Former U.S. president Ronald Reagan used to say that the scariest words in the English language are, “I’m from the government and I’m here to help.”

Audiences loved that line because it really hit home. However well-intentioned our government officials are, they usually end up making everything a little more difficult, a little more costly and a little more complicated.

About 10 minutes up the road from my office is a new eight-storey, 422,000-square-foot facility built by the local regional municipality. The new administrative office, which cost more than $200 million to build, will oversee a variety of public services and house 1,500 government employees.

What worries me most is what many of these civil servants will be doing day in and day out: creating and implementing a host of new regulations that govern everything from waste management and water usage to roads, public transit and economic development.

The same process is taking place in municipalities and government offices all over the country, and it’s one of the reasons why the bureaucracy in Canada has been growing like a weed for many decades now.

When I was chairman and CEO of Magna back in the 1980s, we would open three to four new factories a month. That would simply never happen today because the build-up of red tape over the past four decades has significantly slowed down the approval process.

The number of regulations governing businesses 50 years ago was, in my estimation, about one-quarter of what it is today. And yet, everything functioned very well back then. Companies built factories and homes and shopping centres that were safe and structurally sound. They sold products and provided services that were not harmful to consumers. And they did it with far fewer rules and restrictions.

If that’s true, then why do we need so many regulations? We could easily slash half of the regulations that are on the books and nothing would change for the worse.

The one exception in terms of removing regulations would be any rules or laws related to workplace safety and the environment. In my view, those should be untouchable. But everything else should face the chopping block.

Needless regulations are like the cholesterol of our economy, and they’re clogging the arteries of commerce. When businesses get gummed up by red tape, products and supplies no longer move quickly or efficiently.

Product orders and shipments get backlogged. Project approvals get put on the back burner. And the entire production process — from patents to customer deliveries — begins to slow down. That translates into lost productivity and lost profits for businesses, and higher costs for consumers.

How much money is wasted every year because of over-regulation and needless rules? According to a 2021 report from the Canadian Federation of Independent Business, excessive red tape costs small businesses in Canada about $11 billion annually. That figure does not include the unnecessary regulatory costs borne by large corporations.

The same study showed that more than 90 per cent of small businesses thought it was important for the federal government to reduce red tape, but none of them were exactly holding their breath: only 15 per cent believed the government would do anything to lower the burden.

A senior director of the Canadian Chamber of Commerce appeared before a Senate committee hearing in Ottawa last year and pleaded with the government to streamline regulations with a greater sense of urgency. He suggested that government regulators give greater consideration to the economic impacts on businesses when drafting regulations.

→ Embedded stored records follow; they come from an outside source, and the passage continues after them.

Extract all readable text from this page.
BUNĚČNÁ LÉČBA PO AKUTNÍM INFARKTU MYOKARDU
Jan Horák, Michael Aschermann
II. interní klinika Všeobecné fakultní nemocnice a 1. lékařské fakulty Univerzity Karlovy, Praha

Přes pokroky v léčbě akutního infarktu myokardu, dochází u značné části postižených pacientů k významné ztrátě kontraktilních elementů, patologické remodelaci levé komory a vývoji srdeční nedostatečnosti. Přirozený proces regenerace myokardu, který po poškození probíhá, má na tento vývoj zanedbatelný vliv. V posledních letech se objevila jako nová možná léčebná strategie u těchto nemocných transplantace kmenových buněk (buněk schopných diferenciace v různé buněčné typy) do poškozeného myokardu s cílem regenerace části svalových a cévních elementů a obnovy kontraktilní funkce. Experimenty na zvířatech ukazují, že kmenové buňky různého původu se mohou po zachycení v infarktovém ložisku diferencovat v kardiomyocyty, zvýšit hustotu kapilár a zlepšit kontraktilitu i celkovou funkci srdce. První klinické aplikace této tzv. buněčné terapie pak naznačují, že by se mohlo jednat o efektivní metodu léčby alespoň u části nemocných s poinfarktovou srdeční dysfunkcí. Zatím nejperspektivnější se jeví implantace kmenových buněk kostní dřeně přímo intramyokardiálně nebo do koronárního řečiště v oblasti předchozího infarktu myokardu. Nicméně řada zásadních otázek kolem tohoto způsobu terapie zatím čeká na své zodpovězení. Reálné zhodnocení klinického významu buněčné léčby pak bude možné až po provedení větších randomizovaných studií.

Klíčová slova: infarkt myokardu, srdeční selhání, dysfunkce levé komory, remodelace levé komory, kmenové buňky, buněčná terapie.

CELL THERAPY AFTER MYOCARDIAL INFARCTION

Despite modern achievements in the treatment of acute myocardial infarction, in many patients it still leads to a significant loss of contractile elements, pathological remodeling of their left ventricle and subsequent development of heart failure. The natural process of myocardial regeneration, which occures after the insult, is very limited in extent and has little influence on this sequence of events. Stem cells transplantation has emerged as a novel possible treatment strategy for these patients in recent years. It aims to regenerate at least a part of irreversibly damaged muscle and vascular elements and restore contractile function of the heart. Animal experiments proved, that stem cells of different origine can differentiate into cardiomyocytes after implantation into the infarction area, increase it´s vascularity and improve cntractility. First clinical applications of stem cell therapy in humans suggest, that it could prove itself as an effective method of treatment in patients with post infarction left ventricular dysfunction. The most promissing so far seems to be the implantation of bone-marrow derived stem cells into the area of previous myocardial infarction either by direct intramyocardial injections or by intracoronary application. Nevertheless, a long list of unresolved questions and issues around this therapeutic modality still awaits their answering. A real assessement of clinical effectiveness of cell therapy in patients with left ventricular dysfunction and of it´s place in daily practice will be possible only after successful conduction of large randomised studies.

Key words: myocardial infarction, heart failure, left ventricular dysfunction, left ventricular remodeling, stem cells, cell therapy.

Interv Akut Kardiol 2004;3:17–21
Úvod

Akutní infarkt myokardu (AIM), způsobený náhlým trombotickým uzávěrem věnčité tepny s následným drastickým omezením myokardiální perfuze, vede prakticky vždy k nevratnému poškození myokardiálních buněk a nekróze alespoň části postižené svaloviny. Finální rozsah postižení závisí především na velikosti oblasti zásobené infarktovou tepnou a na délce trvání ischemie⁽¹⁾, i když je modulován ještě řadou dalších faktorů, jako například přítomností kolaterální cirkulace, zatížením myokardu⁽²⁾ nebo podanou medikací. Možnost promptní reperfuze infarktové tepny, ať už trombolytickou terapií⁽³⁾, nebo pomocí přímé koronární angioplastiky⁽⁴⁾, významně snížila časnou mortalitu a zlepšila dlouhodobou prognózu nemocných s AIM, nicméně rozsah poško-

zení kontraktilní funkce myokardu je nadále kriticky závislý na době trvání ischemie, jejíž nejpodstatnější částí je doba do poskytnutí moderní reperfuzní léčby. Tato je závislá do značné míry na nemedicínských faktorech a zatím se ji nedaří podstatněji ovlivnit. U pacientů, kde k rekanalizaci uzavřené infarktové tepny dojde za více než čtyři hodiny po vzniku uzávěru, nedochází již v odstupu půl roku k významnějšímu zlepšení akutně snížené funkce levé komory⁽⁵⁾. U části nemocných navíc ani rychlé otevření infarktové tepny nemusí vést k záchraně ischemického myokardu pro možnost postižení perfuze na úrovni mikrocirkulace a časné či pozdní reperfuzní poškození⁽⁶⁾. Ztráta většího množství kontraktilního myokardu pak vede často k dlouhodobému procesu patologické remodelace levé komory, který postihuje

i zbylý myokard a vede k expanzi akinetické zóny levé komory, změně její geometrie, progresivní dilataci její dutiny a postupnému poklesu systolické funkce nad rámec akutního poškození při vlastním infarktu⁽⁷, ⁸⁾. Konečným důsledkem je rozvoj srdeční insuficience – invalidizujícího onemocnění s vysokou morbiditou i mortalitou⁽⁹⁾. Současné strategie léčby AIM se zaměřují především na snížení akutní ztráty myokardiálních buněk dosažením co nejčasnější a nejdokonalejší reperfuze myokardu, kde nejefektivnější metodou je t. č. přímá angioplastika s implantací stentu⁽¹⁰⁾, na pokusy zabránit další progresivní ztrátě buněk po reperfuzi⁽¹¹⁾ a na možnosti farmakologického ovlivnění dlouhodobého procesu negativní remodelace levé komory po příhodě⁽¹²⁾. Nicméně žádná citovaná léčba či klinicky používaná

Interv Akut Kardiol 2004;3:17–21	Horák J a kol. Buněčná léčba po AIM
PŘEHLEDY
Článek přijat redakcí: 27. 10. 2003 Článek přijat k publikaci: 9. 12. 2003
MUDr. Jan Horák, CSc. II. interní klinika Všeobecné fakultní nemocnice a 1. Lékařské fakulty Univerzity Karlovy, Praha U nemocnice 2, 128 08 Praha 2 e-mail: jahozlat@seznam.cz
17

I would go one step further and suggest that government stop drafting new regulations altogether — we have more than enough already — and instead spend its time combing through the current tangle of rules and regulations with an eye to slashing the total number by at least half.

I was a vocal advocate of last year’s trucker protest in Ottawa. I defended the truckers because they shined a light on government overreach and intrusiveness, which has been growing for many years now and which dramatically escalated during the pandemic.

Canadians who are tired of the government always on their backs about this or that owe the trucker convoy a big thank you, even if they may not have approved of the way the truckers took a stand.

If we freed businesses from the regulatory straitjacket that constrains them and removed a lot of the red tape that makes life more difficult for everyday citizens, everyone would benefit. Our economy would grow faster, and the quality of life enjoyed by Canadians would be better.

We need to tell politicians and bureaucrats who are hungry to monitor and regulate every aspect of our lives to back off.